For the past 17 years, Parade magazine has asked Americans about the choices they make when it comes to food and nutrition.

Parade Senior Editor Fran Carpentier told The Early Show co-anchor Hannah Storm that the latest survey indicates that we're changing our attitude toward carbohydrates. Again.

"Our survey showed we're not really carb-crazed," Carpentier says. "We've become a lot more carb conscious."

The survey, which will be featured in Sunday's issue, reveals that Americans aren't cutting out carbs completely anymore. In fact, we are learning the difference between good carbs and bad carbs, and eating more fruits, vegetables and whole grains.

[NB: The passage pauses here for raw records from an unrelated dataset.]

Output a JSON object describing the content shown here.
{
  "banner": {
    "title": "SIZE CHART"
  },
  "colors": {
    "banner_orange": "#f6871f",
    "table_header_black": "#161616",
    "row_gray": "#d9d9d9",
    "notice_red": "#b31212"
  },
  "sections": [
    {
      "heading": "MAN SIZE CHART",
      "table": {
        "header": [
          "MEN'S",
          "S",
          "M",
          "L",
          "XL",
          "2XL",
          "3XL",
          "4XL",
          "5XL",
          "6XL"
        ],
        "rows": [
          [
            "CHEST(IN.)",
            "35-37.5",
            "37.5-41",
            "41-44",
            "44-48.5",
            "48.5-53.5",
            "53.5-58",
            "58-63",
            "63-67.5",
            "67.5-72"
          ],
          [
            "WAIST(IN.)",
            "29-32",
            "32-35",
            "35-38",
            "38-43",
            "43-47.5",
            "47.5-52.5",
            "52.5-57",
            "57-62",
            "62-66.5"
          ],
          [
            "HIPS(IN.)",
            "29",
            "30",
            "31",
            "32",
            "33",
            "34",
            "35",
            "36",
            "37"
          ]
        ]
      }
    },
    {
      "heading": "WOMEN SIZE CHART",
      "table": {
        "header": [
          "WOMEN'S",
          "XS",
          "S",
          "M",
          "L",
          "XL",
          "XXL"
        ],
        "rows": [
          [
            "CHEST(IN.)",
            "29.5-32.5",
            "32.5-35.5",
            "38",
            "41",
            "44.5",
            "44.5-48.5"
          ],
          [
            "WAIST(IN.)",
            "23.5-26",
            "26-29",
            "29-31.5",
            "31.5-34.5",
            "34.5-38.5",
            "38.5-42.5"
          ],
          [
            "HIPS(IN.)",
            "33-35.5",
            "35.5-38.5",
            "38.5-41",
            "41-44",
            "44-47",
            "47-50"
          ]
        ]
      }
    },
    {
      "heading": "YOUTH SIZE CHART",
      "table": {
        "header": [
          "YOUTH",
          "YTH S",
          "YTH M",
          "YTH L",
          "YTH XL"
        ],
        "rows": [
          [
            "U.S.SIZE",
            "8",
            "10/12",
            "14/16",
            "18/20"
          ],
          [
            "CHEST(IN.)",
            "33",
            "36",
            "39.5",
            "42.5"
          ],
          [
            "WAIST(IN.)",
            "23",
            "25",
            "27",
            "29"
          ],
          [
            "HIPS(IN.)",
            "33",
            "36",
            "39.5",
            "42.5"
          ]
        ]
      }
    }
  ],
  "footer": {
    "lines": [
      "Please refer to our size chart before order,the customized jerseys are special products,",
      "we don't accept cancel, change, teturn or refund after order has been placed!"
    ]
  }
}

The biggest change we've made in our diets over the last year, Carpentier reported, is portion control: 44.5 percent of Americans are eating smaller portions. We're also eating fewer sweets, more low-fat foods, reducing overall caloric intake and, still, reducing or cutting out carbs.

"Everyone has to pat themselves on the back," Carpentier says. "What we found is the biggest change in the last year, in terms of Americans' eating habits, wasn't the elimination of carbs. It was (that) they really got the message and (have) been reducing the portions of the food they're eating."

Another study finding: Americans are dieting less (1-in-5 dieting now, as opposed to 1-in-3 a year ago).

"I think," Carpentier surmises, "we've gotten so accustomed to being told that this is the 'can't-fail' diet, and you get onto it and you follow this really strict regimen and what happens? Not to you but the rest. What happens is you lose the weight and then you start to slide back and the good news is that people have finally learned and the rest of us are learning that if you want to look good and maintain a healthy weight, you have to make permanent changes to the way you eat."

Those who are dieting want to lose an average of 38 pounds. And 1 in 5 of us wants to lose at least 50 pounds.

More from the survey: Some 52.7 percent of Americans are choosing only healthy snacks or healthier alternatives to their favorite snacks. Parents are most concerned about too much sugar in their kids' diets, followed by too much fat and not enough calcium.